London pre-open: UK stocks to snap winning streak on Greek concerns
Updated : 07:58
UK stocks are expected to pull back from a three-week high on Tuesday as concerns about Greece prompt markets to snap an eight-day winning streak.
City sources have predicted that the FTSE 100 will open 33 points lower than Monday’s close of 6,633.51. This was the index’s highest close since 8 December.
Financial markets worldwide are likely to remain relatively quiet with many still away for the Christmas break.
However, Greek politics will be in focus for those returning from holidays after parliament failed to elect a president on Monday, triggering a snap general election that has been set for 25 January.

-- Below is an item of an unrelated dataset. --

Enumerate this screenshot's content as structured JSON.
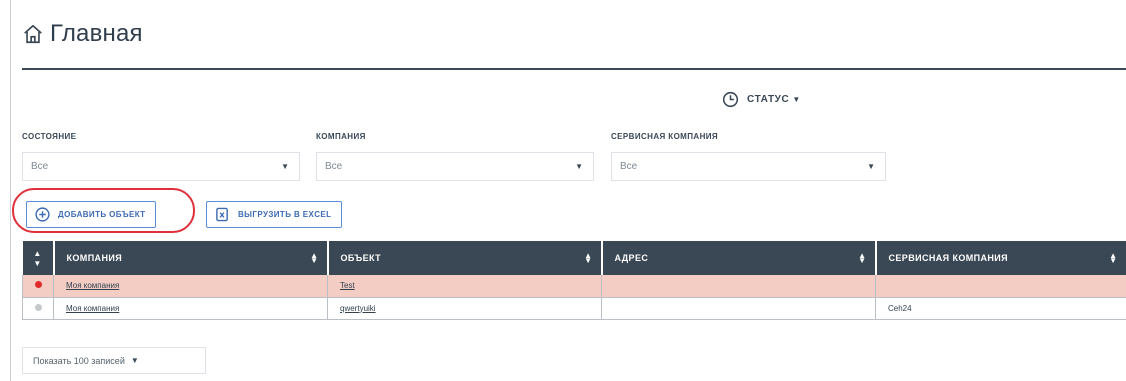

Concerns about the increasing support for anti-austerity parties caused bonds yields to soar on Monday in Greece and the wider Eurozone periphery.

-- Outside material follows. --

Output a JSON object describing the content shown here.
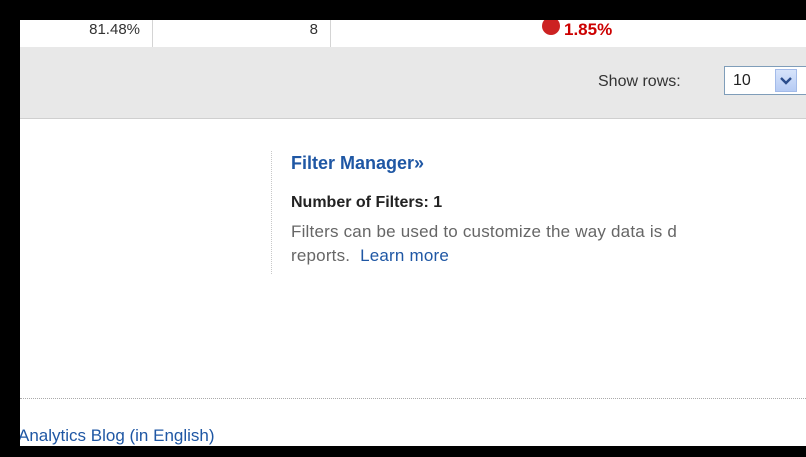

10-year Greek bond yields exceeded 9.85%, rising above the 9.5% mark for the first time since September 2013. Italian and Spanish bonds were aided by European Central Bank intervention, while German bunds gained.
Stocks to watch
In the first of the post-Christmas updates from the retail sector, clothing chain Next has forecast annual profits slightly ahead of guidance and announced a new 50p special dividend, but said it remained cautious about 2015. Next said it now expected full-year profits to be within £10m either side of £775m, £5m ahead of the midpoint profit guidance it issued in October.
Gas explorer BG Group has taken a step towards starting production from three oil and gas fields off the coast of Brazil. BG said its partner Petróleo Brasileiro had submitted declarations of commerciality to the Brazilian National Agency of Petroleum, Natural Gas and Biofuels for three separate oil and gas accumulations in the Iara area. Petrobras runs block BM-S-11 in the pre-salt Santos Basin.
KAZ Minerals has negotiated new bank terms for $2.3bn of its bank debt, with interest rates cut 30 basis points and more flexibility to mitigate for exchange rate movements.